In the 1930’s and 40’s, however, a debater-preacher named Foy E. Wallace, Jr. led a largely-successful crusade to stamp out premillennialism among Churches of Christ — leaving in his wake a figurative trail of corpses of many godly men and women. The anti-premillennial frenzy Wallace generated in the Churches of Christ included book-burnings, McCarthy-like accusations and stranding missionaries without support in distant lands. My grandfather, W. N. Short, a missionary in Africa from 1921 until he died in the 1980s, was a victim of the purge — not because he held premillennial views, but because he would not denounce a fellow-missionary who probably did.
The purge was doubly sad because it deprived the mainstream brotherhood of some of its most pious and Christ-centered people. The premillennial minority, from Robert H. Boll down to present-day editor Alex Wilson, have, more consistently than the mainstream, focused on Jesus, preached the grace of God and worked for unity among all believers in Christ. They also tend to exhibit a spirit of humble dependence on God to accomplish his work — their view is clearly that God and not man must bring about the kingdom. They continue today, mostly around Louisville, Kentucky, where they have a school of biblical studies and the paper “Word and Work.”

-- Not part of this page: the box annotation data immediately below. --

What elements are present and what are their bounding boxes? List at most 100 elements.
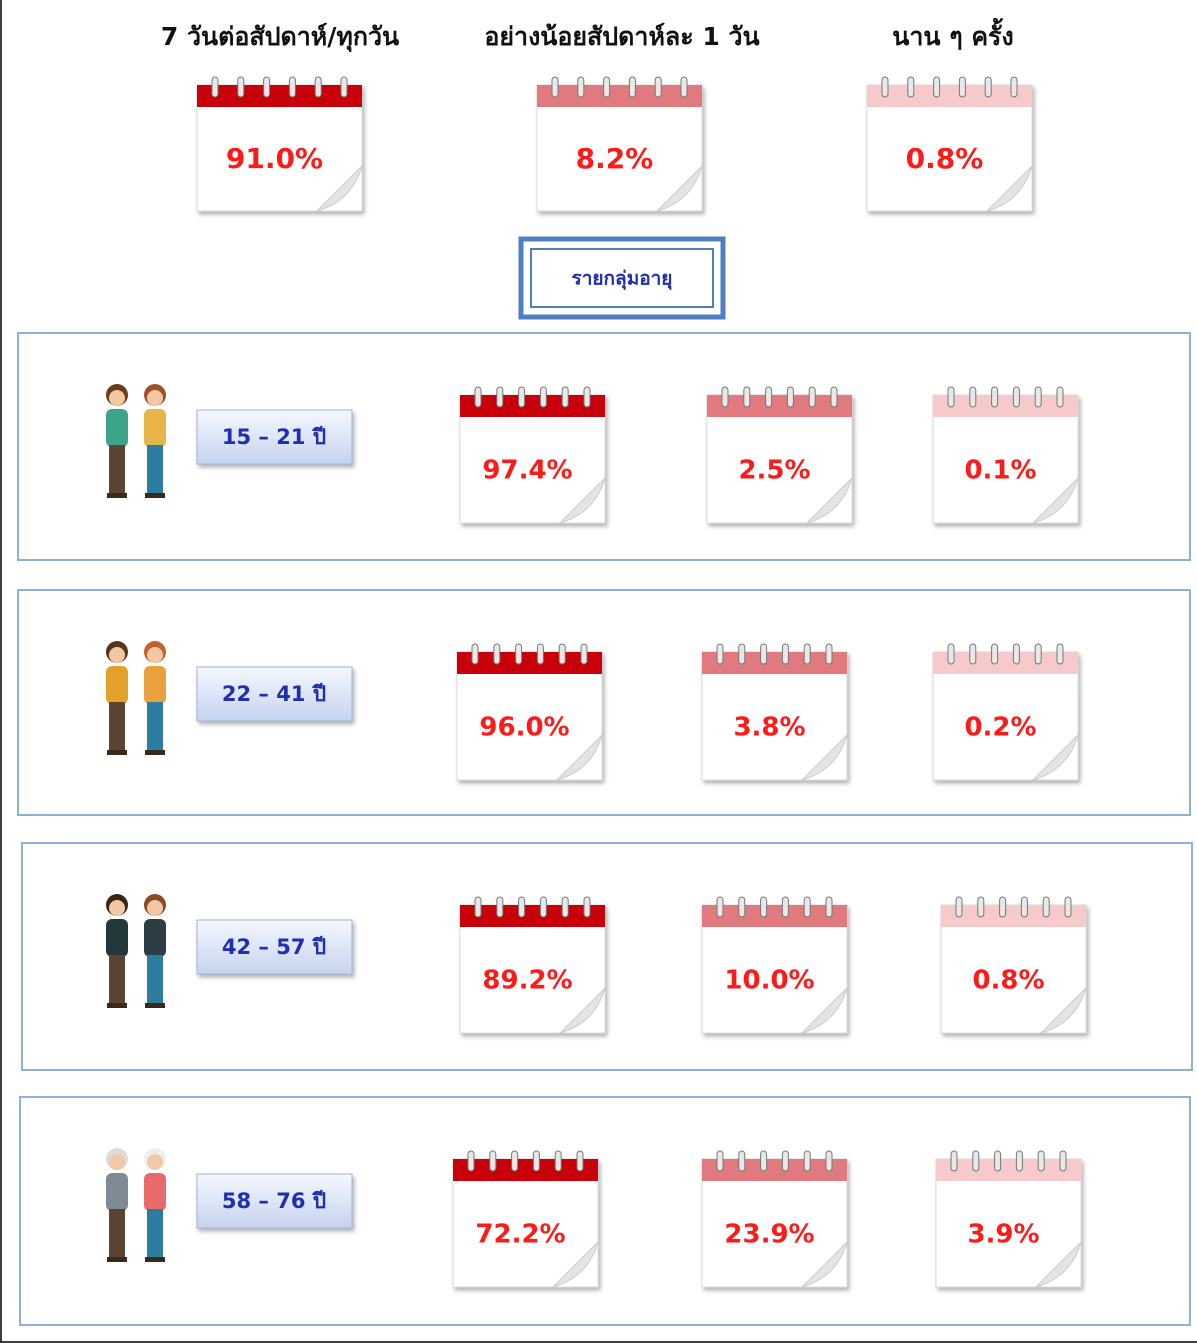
body [144, 409, 166, 447]
calendar-ring [554, 1150, 562, 1172]
calendar-ring [1012, 386, 1020, 408]
column-title: อย่างน้อยสัปดาห์ละ 1 วัน [484, 22, 759, 51]
shoes [107, 493, 127, 498]
shoes [145, 750, 165, 755]
page-curl [800, 1240, 849, 1289]
calendar-ring [991, 386, 999, 408]
calendar-ring [933, 76, 941, 98]
page-curl [655, 164, 704, 213]
calendar-band [453, 1159, 598, 1181]
calendar-ring [603, 76, 611, 98]
calendar-ring [786, 386, 794, 408]
legs [147, 1209, 163, 1259]
calendar-ring [496, 386, 504, 408]
page-curl [800, 986, 849, 1035]
calendar-ring [781, 643, 789, 665]
calendar-ring [314, 76, 322, 98]
calendar: 72.2% [452, 1150, 600, 1289]
percent-value: 3.9% [967, 1220, 1039, 1250]
percent-value: 91.0% [226, 142, 323, 175]
calendar-ring [825, 896, 833, 918]
percent-value: 0.8% [972, 966, 1044, 996]
calendar-ring [738, 1150, 746, 1172]
calendar-ring [539, 386, 547, 408]
calendar-ring [721, 386, 729, 408]
page-curl [315, 164, 364, 213]
calendar-band [707, 395, 852, 417]
age-label: 58 – 76 ปี [222, 1189, 326, 1213]
calendar: 2.5% [706, 386, 854, 525]
page-curl [805, 476, 854, 525]
shoes [107, 750, 127, 755]
body [106, 1173, 128, 1211]
page-curl [551, 1240, 600, 1289]
body [144, 666, 166, 704]
calendar-ring [999, 896, 1007, 918]
calendar: 96.0% [456, 643, 604, 782]
calendar-ring [765, 386, 773, 408]
calendar-ring [808, 386, 816, 408]
legs [147, 702, 163, 752]
column-title: 7 วันต่อสัปดาห์/ทุกวัน [161, 22, 399, 53]
calendar: 0.8% [940, 896, 1088, 1035]
face [109, 647, 125, 663]
calendar-ring [561, 896, 569, 918]
face [147, 900, 163, 916]
calendar: 3.9% [935, 1150, 1083, 1289]
face [109, 900, 125, 916]
calendar-ring [803, 643, 811, 665]
calendar-ring [950, 1150, 958, 1172]
calendar-ring [907, 76, 915, 98]
shoes [145, 1257, 165, 1262]
calendar-band [457, 652, 602, 674]
percent-value: 23.9% [724, 1220, 814, 1250]
face [147, 390, 163, 406]
calendar: 91.0% [196, 76, 364, 213]
calendar-ring [760, 643, 768, 665]
people-illustration [106, 894, 166, 1008]
legs [109, 445, 125, 495]
calendar-ring [511, 1150, 519, 1172]
face [109, 390, 125, 406]
calendar-ring [1020, 896, 1028, 918]
face [147, 647, 163, 663]
percent-value: 2.5% [738, 456, 810, 486]
calendar-ring [1012, 643, 1020, 665]
calendar-ring [977, 896, 985, 918]
legs [109, 955, 125, 1005]
calendar-ring [1015, 1150, 1023, 1172]
calendar-band [460, 905, 605, 927]
page-curl [1031, 733, 1080, 782]
section-label: รายกลุ่มอายุ [572, 268, 673, 291]
calendar-band [197, 85, 362, 107]
age-label-box [196, 1173, 353, 1229]
page-curl [985, 164, 1034, 213]
percent-value: 89.2% [482, 966, 572, 996]
legs [147, 445, 163, 495]
shoes [145, 1003, 165, 1008]
calendar-ring [1056, 386, 1064, 408]
calendar-ring [830, 386, 838, 408]
body [106, 409, 128, 447]
calendar-ring [1042, 896, 1050, 918]
percent-value: 96.0% [479, 713, 569, 743]
calendar-ring [263, 76, 271, 98]
calendar-ring [958, 76, 966, 98]
page-curl [558, 476, 607, 525]
calendar-ring [803, 896, 811, 918]
calendar-ring [1010, 76, 1018, 98]
calendar-band [460, 395, 605, 417]
shoes [107, 1003, 127, 1008]
calendar: 3.8% [701, 643, 849, 782]
calendar-ring [743, 386, 751, 408]
page-curl [555, 733, 604, 782]
age-label-box [196, 919, 353, 975]
calendar-ring [680, 76, 688, 98]
body [106, 919, 128, 957]
calendar-ring [580, 643, 588, 665]
calendar-ring [994, 1150, 1002, 1172]
calendar-ring [539, 896, 547, 918]
body [144, 919, 166, 957]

Now would be a good time — doctrinal differences notwithstanding — for leaders in the mainstream Churches of Christ to apologize for these sins of the fathers against the premillennial minority, and for Church of Christ publishers, periodicals, colleges and other institutions to find ways to welcome these excluded brothers and sisters back into the family. If congregational autonomy and freedom of conscience mean anything, they mean that individuals and local churches may exist in full fellowship with each other even though they differ in understanding –concerning this topic and a whole host of others. May each one of us determine, as individuals and as congregations, to do that very thing.